Ieri sera sono rimasta sconvolta nel vedere alcuni ospedali del nord, le
rianimazioni, i medici e gli infermieri stremati, gli ammalati intubati, il numero
dei morti in lunga fila davanti ai cimiteri. I congiunti che si asciugano le
lacrime guardando da lontano il proprio caro che non vedranno più. “Escono
da casa con cappotto e cellulare e non rientrano più”, questa la testimonianza
di una dottoressa che con le lacrime agli occhi racconta di un papà di 42 anni
che, prima di essere intubato, la implora per strapparle una promessa, IL
RISVEGLIO, perché ha due bambini. Il numero dei morti sale, giovani, meno
giovani e vecchi, il virus non ha preferenze.

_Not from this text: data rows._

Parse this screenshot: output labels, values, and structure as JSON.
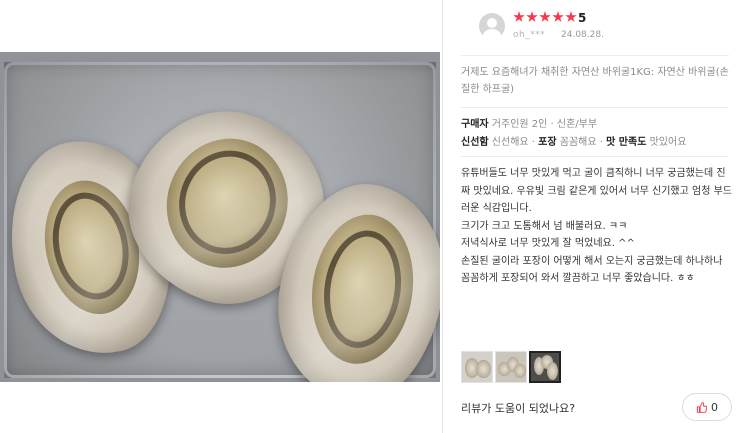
{
  "review": {
    "rating_stars": 5,
    "score": "5",
    "user": "oh_***",
    "date": "24.08.28.",
    "product_name": "거제도 요즘해녀가 채취한 자연산 바위굴1KG: 자연산 바위굴(손질한 하프굴)",
    "meta": {
      "buyer_label": "구매자",
      "buyer_value": "거주인원 2인 · 신혼/부부",
      "freshness_label": "신선함",
      "freshness_value": "신선해요",
      "sep1": " · ",
      "packaging_label": "포장",
      "packaging_value": "꼼꼼해요",
      "sep2": " · ",
      "taste_label": "맛 만족도",
      "taste_value": "맛있어요"
    },
    "content": [
      "유튜버들도 너무 맛있게 먹고 굴이 큼직하니 너무 궁금했는데 진짜 맛있네요. 우유빛 크림 같은게 있어서 너무 신기했고 엄청 부드러운 식감입니다.",
      "크기가 크고 도톰해서 넘 배불러요. ㅋㅋ",
      "저녁식사로 너무 맛있게 잘 먹었네요. ^^",
      " 손질된 굴이라 포장이 어떻게 해서 오는지 궁금했는데 하나하나 꼼꼼하게 포장되어 와서 깔끔하고 너무 좋았습니다. ㅎㅎ"
    ],
    "thumbnails": [
      {
        "name": "review-photo-1",
        "selected": false
      },
      {
        "name": "review-photo-2",
        "selected": false
      },
      {
        "name": "review-photo-3",
        "selected": true
      }
    ],
    "helpful_question": "리뷰가 도움이 되었나요?",
    "like_count": "0"
  },
  "colors": {
    "star": "#f5384a",
    "like_icon": "#f5384a",
    "muted_text": "#8a8a8a"
  },
  "icons": {
    "avatar": "user-avatar-icon",
    "like": "thumbs-up-icon"
  }
}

Il popolo italiano, ora, finalmente, ha capito che non si può più scherzare,
non si può più fare i furbi. Eppure, ho saputo che da Ariano, cittadina definita
zona rossa, esce gente per andare a lavorare in altri paesi. Vogliamo metterci
in testa che occorre paralizzare tutto, occorre arrestare tutto, altrimenti la
morte sarà la nostra compagna di viaggio costante da qui ed in futuro.
Viviamo, oramai, con un tormento costante: l’incertezza del futuro.
Cosa abbiamo più paura di vedere? Ciò che è proprio sotto i nostri occhi
(Goethe).
In un periodo storico come il presente, il corona virus ci porta a riflettere,
“dalle Alpi alle Piramidi, dal Manzanarre al Reno”, da un oceano all’altro, sulla
nostra condizione di precari nei confronti della vita. Dopo la pandemia,
sicuramente, i nostri vecchi comportamenti saranno spazzati via per
assumerne di nuovi, indubbiamente si baderà più alla sostanza che
all’apparenza.
Seguitiamo a combattere, seguitiamo ad avere fiducia e speranza senza
dimenticare che l’Italia accoglie nel suo seno la città definita “Caput Mundi”
“Ipsa Caput Mundi, bellorum maxima merces, Romacapi facilis”. “La stessa
Roma, capitale del mondo, la più importante preda di guerra, agevole a
soggiogarsi”.
Ciò che scriveva il poeta latino, Marco Anneo Lucano nel 61 d.C. risulta, oggi,
terribilmente vero e non solo per Roma, ma per tutta l’Italia. “Agevole a
soggiogarsi” da parte di chi? Non da eserciti possenti e valenti, ma da un
minuscolo ed invisibile nemico in primis ed anche da chi, madre natura ha
creato malvagio, dallo stesso che si spaccia per fratello.
Non dimentichiamo neanche per un attimo i colori della nostra bandiera, non
esitiamo a cantare, tenacemente, l’inno di Mameli, non abbandoniamo mai e
poi mai la convinzione che abbiamo avuto la fortuna di nascere nel Paese
più splendido del mondo, il più ambito per il clima, per la cultura, per le
strutture artistiche, per la posizione geografica, per il mare, per il sole, per la
moda, per i grandi letterati, artisti e scienziati di fama mondiale, per
l’appellativo di Roma, “Caput mundi”.
Un caloroso ringraziamento a tutti i medici, infermieri, personale sanitario
che, da giorni, nelle trincee, combatte per non far spegnere una vita; che da
giorni rinuncia al riposo ed al pasto, che da giorni assiste alla potenza del
corona virus su corpi inermi, che da giorni gioisce per una guarigione e
piange per una disfatta. Sono i nostri eroi, gli eroi di tutto il popolo italiano.
Grazie
“Tante cose possono aspettare, altre si possono rimandare, ma la vita no
perché nasce una sola volta per ognuno di noi”.